This essay explores how Rohmer used the off- screen voice recorded directly as something that “has a sense of presence” in relation to character dynamics in the diegetic world of film. Specifically, it aims to shed new light on one end of the usage of dialogue voices in Rohmer’s films.
Rohmer began to adopt direct sound recording in earnest with his 1969 film My Night at Maud’s. Directly recorded off-screen voices that characterize the dialogue scenes of the film use echoes and noises to create the sense that the dialogue is taking place right then and there. In subsequent films throughout the 1970s and 80s, off-screen voices continue to be used in Rohmer’s dialogue scenes, functioning as a device to convey this sense of the “realistic” present.

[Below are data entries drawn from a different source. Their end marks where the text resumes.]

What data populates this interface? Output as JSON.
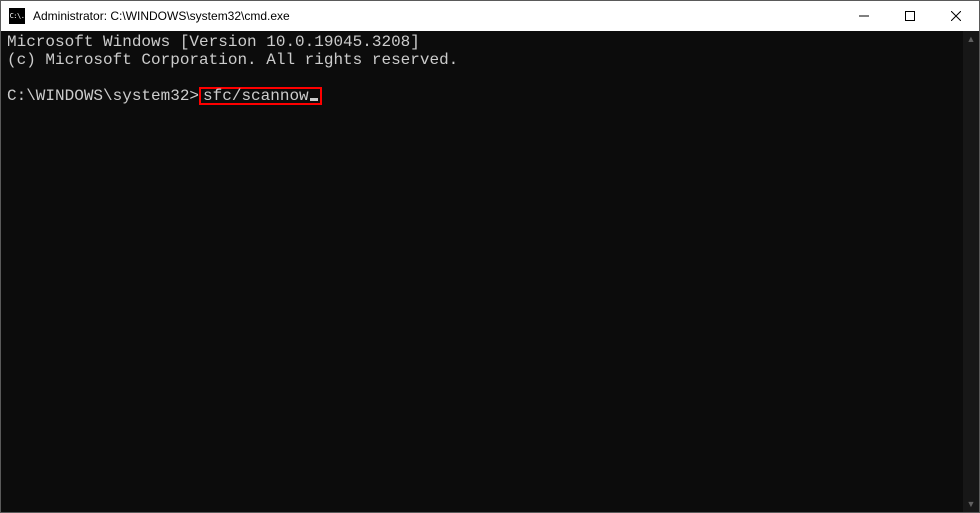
{
  "window": {
    "title": "Administrator: C:\\WINDOWS\\system32\\cmd.exe",
    "icon_text": "C:\\."
  },
  "console": {
    "line1": "Microsoft Windows [Version 10.0.19045.3208]",
    "line2": "(c) Microsoft Corporation. All rights reserved.",
    "prompt": "C:\\WINDOWS\\system32>",
    "command": "sfc/scannow"
  }
}
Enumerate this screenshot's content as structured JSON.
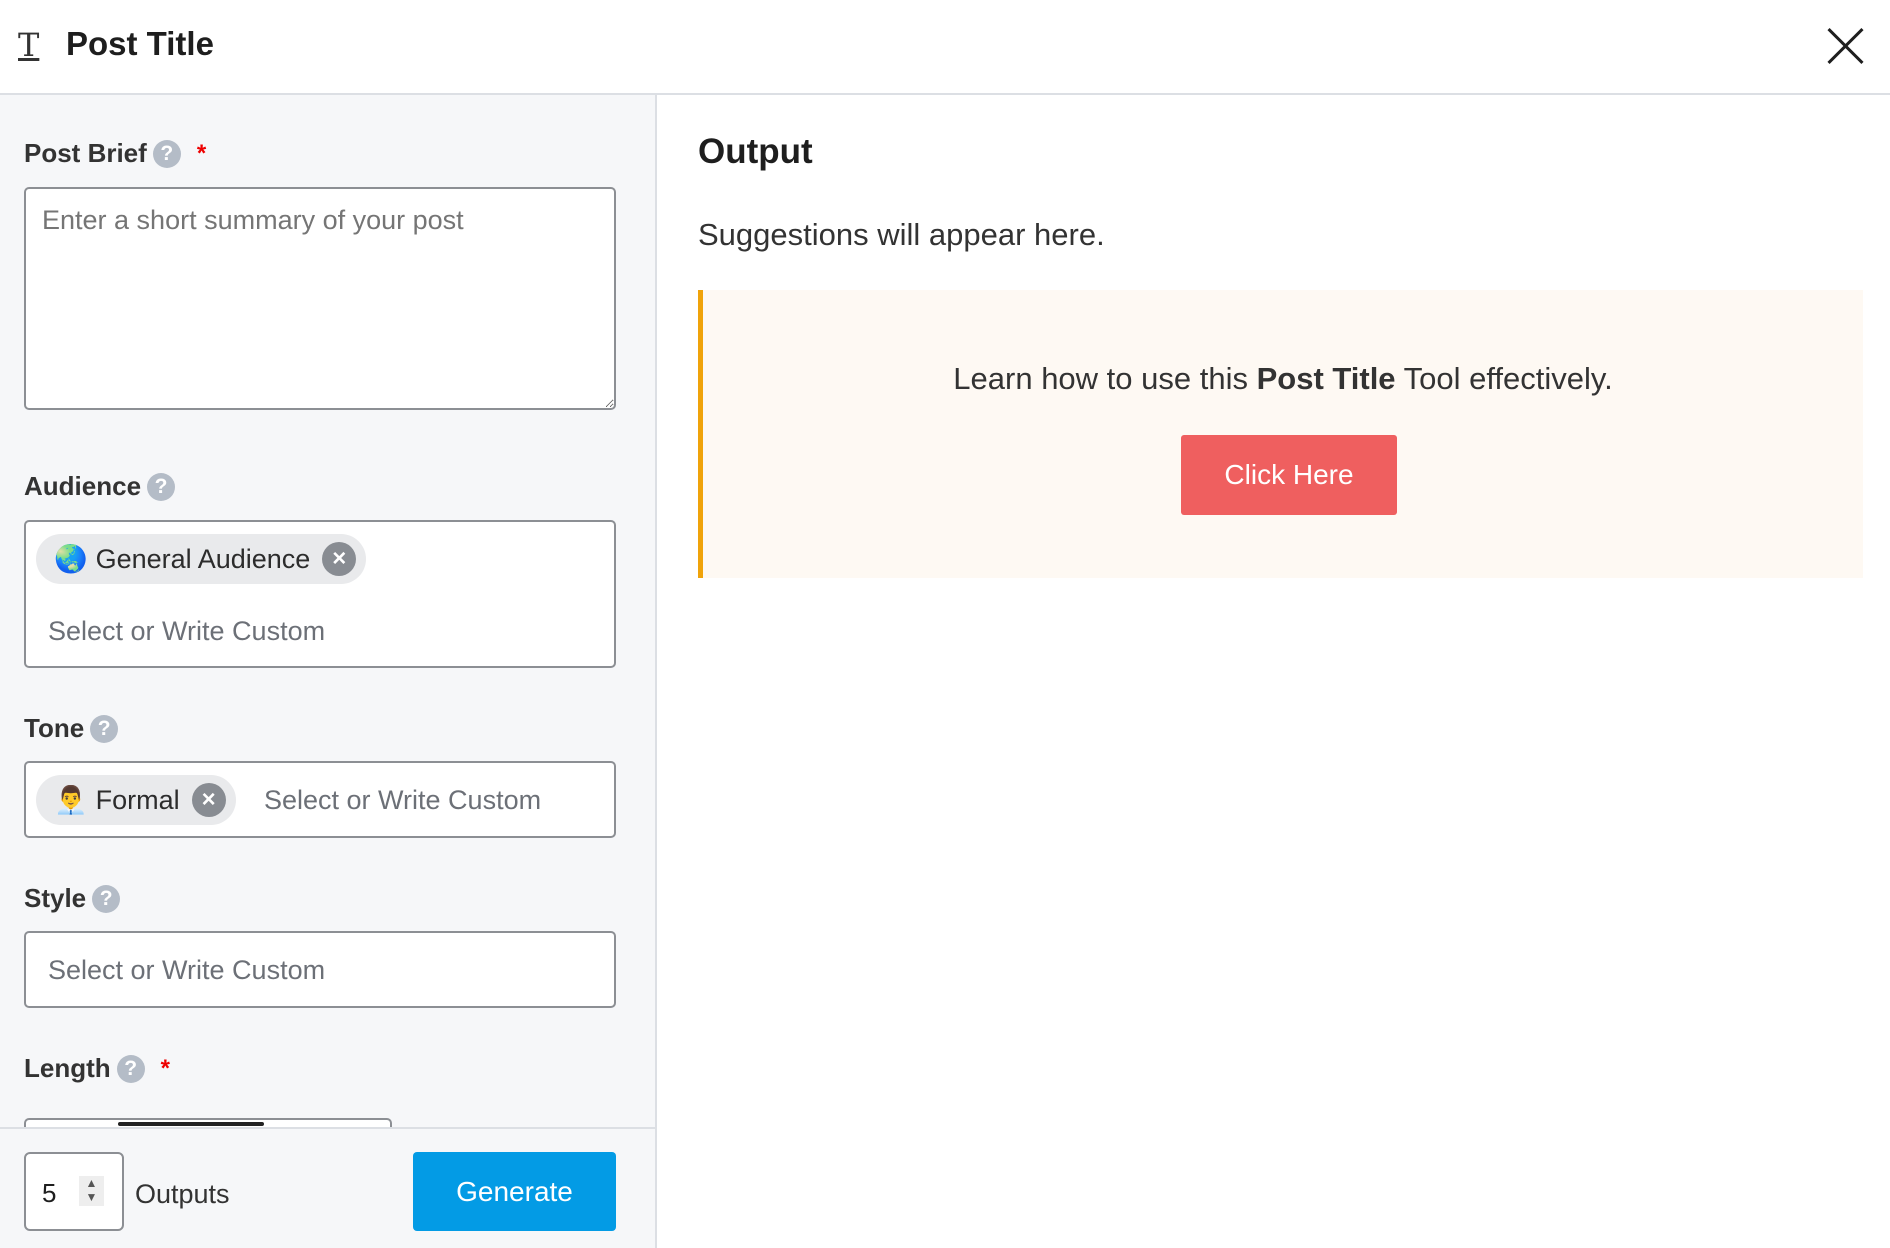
{
  "header": {
    "title": "Post Title",
    "title_icon": "text-T-icon",
    "close_icon": "close-icon"
  },
  "form": {
    "post_brief": {
      "label": "Post Brief",
      "required": "*",
      "placeholder": "Enter a short summary of your post"
    },
    "audience": {
      "label": "Audience",
      "chips": [
        {
          "emoji": "🌏",
          "label": "General Audience"
        }
      ],
      "placeholder": "Select or Write Custom"
    },
    "tone": {
      "label": "Tone",
      "chips": [
        {
          "emoji": "👨‍💼",
          "label": "Formal"
        }
      ],
      "placeholder": "Select or Write Custom"
    },
    "style": {
      "label": "Style",
      "placeholder": "Select or Write Custom"
    },
    "length": {
      "label": "Length",
      "required": "*"
    }
  },
  "footer": {
    "outputs_value": "5",
    "outputs_label": "Outputs",
    "generate_label": "Generate"
  },
  "output": {
    "heading": "Output",
    "empty_text": "Suggestions will appear here.",
    "notice": {
      "pre": "Learn how to use this ",
      "bold": "Post Title",
      "post": " Tool effectively.",
      "button": "Click Here"
    }
  },
  "colors": {
    "primary": "#039be5",
    "cta": "#ef5f5f",
    "notice_border": "#f0a30a",
    "required": "#ee0000"
  }
}
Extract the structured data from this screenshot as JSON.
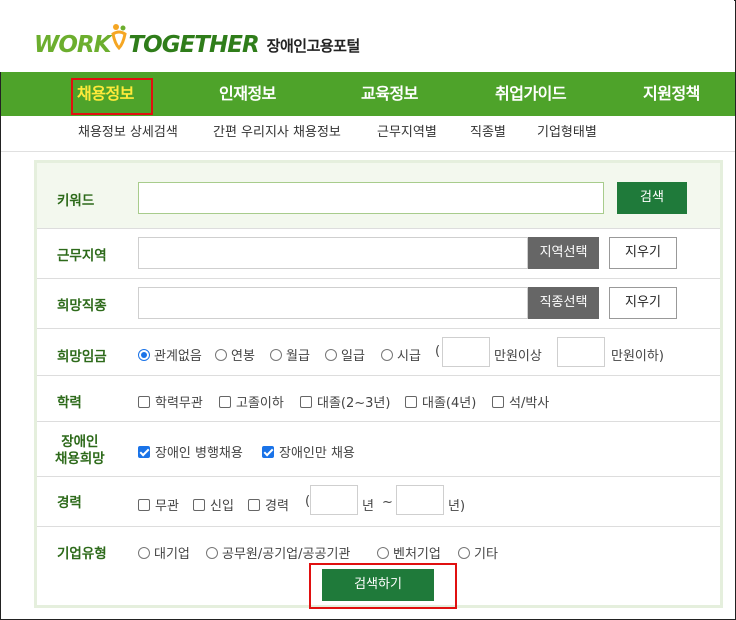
{
  "header": {
    "logo_part1": "WORK",
    "logo_part2": "TOGETHER",
    "site_name": "장애인고용포털"
  },
  "nav": {
    "items": [
      {
        "label": "채용정보",
        "active": true
      },
      {
        "label": "인재정보"
      },
      {
        "label": "교육정보"
      },
      {
        "label": "취업가이드"
      },
      {
        "label": "지원정책"
      }
    ]
  },
  "subnav": {
    "items": [
      "채용정보 상세검색",
      "간편 우리지사 채용정보",
      "근무지역별",
      "직종별",
      "기업형태별"
    ]
  },
  "form": {
    "keyword": {
      "label": "키워드",
      "value": "",
      "search_button": "검색"
    },
    "region": {
      "label": "근무지역",
      "value": "",
      "select_button": "지역선택",
      "clear_button": "지우기"
    },
    "job": {
      "label": "희망직종",
      "value": "",
      "select_button": "직종선택",
      "clear_button": "지우기"
    },
    "wage": {
      "label": "희망임금",
      "options": [
        "관계없음",
        "연봉",
        "월급",
        "일급",
        "시급"
      ],
      "selected": "관계없음",
      "paren_open": "(",
      "min_suffix": "만원이상",
      "max_suffix": "만원이하)"
    },
    "education": {
      "label": "학력",
      "options": [
        "학력무관",
        "고졸이하",
        "대졸(2~3년)",
        "대졸(4년)",
        "석/박사"
      ]
    },
    "disability": {
      "label_line1": "장애인",
      "label_line2": "채용희망",
      "options": [
        "장애인 병행채용",
        "장애인만 채용"
      ],
      "checked": [
        true,
        true
      ]
    },
    "career": {
      "label": "경력",
      "options": [
        "무관",
        "신입",
        "경력"
      ],
      "paren_open": "(",
      "year_label": "년",
      "tilde": "~",
      "year_close": "년)"
    },
    "company_type": {
      "label": "기업유형",
      "options": [
        "대기업",
        "공무원/공기업/공공기관",
        "벤처기업",
        "기타"
      ]
    },
    "submit_label": "검색하기"
  },
  "colors": {
    "nav_green": "#4ea32a",
    "button_green": "#1f7a3a",
    "active_nav_text": "#ffea3a",
    "highlight_red": "#e01010"
  }
}
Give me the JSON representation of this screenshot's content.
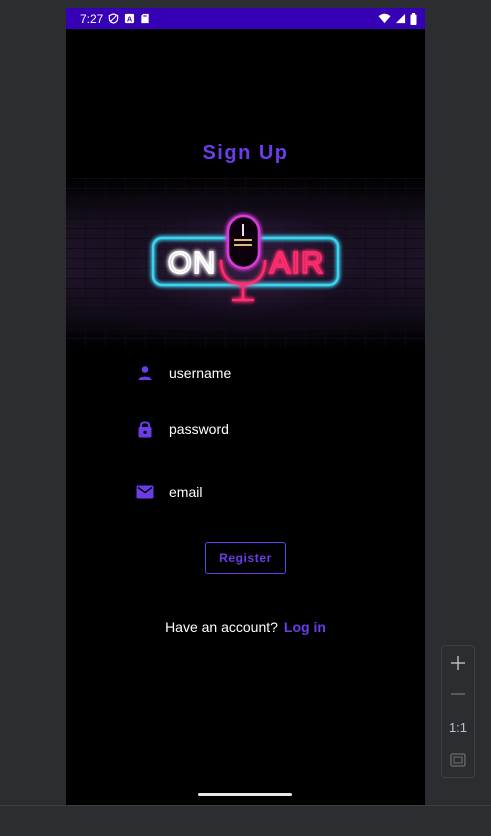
{
  "status_bar": {
    "time": "7:27",
    "left_icons": [
      "vpn-shield-icon",
      "a-letter-icon",
      "sd-card-icon"
    ],
    "right_icons": [
      "wifi-icon",
      "signal-icon",
      "battery-icon"
    ],
    "color": "#3600b5"
  },
  "page": {
    "title": "Sign Up",
    "banner": {
      "left_text": "ON",
      "right_text": "AIR",
      "icon": "microphone-icon"
    }
  },
  "form": {
    "username": {
      "icon": "person-icon",
      "value": "username"
    },
    "password": {
      "icon": "lock-icon",
      "value": "password"
    },
    "email": {
      "icon": "mail-icon",
      "value": "email"
    },
    "register_label": "Register"
  },
  "footer": {
    "prompt": "Have an account?",
    "link": "Log in"
  },
  "emulator": {
    "zoom_in": "+",
    "zoom_out": "—",
    "actual_size": "1:1",
    "fit_icon": "fit-screen-icon"
  },
  "colors": {
    "accent": "#6a3de8",
    "background": "#000000",
    "neon_blue": "#3ed3f0",
    "neon_pink": "#ff2d6e",
    "neon_magenta": "#d63bd6"
  }
}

However, in the latter half of the 1980s, in The Green Ray and Boyfriends and Girlfriends, off-screen voices shift from this role of ambient reality-through-fidelity and operate differently in decisive scenes of accidental meeting. In both films, a heroine who suffers from loneliness happens to reconnect with a female friend who gives her the opportunity to get a boyfriend. All of the accidental meeting scenes that turn the heroine’s fate around are introduced by overlaying the shots of the heroine with the off-screen voices of her female friends calling out her name. This mise-en-scène creates the impression that the heroine is now being “called” by her anonymous “voice being (acousmêtre),” resulting in an audiovisual agency that shapes the turning points of the narrative.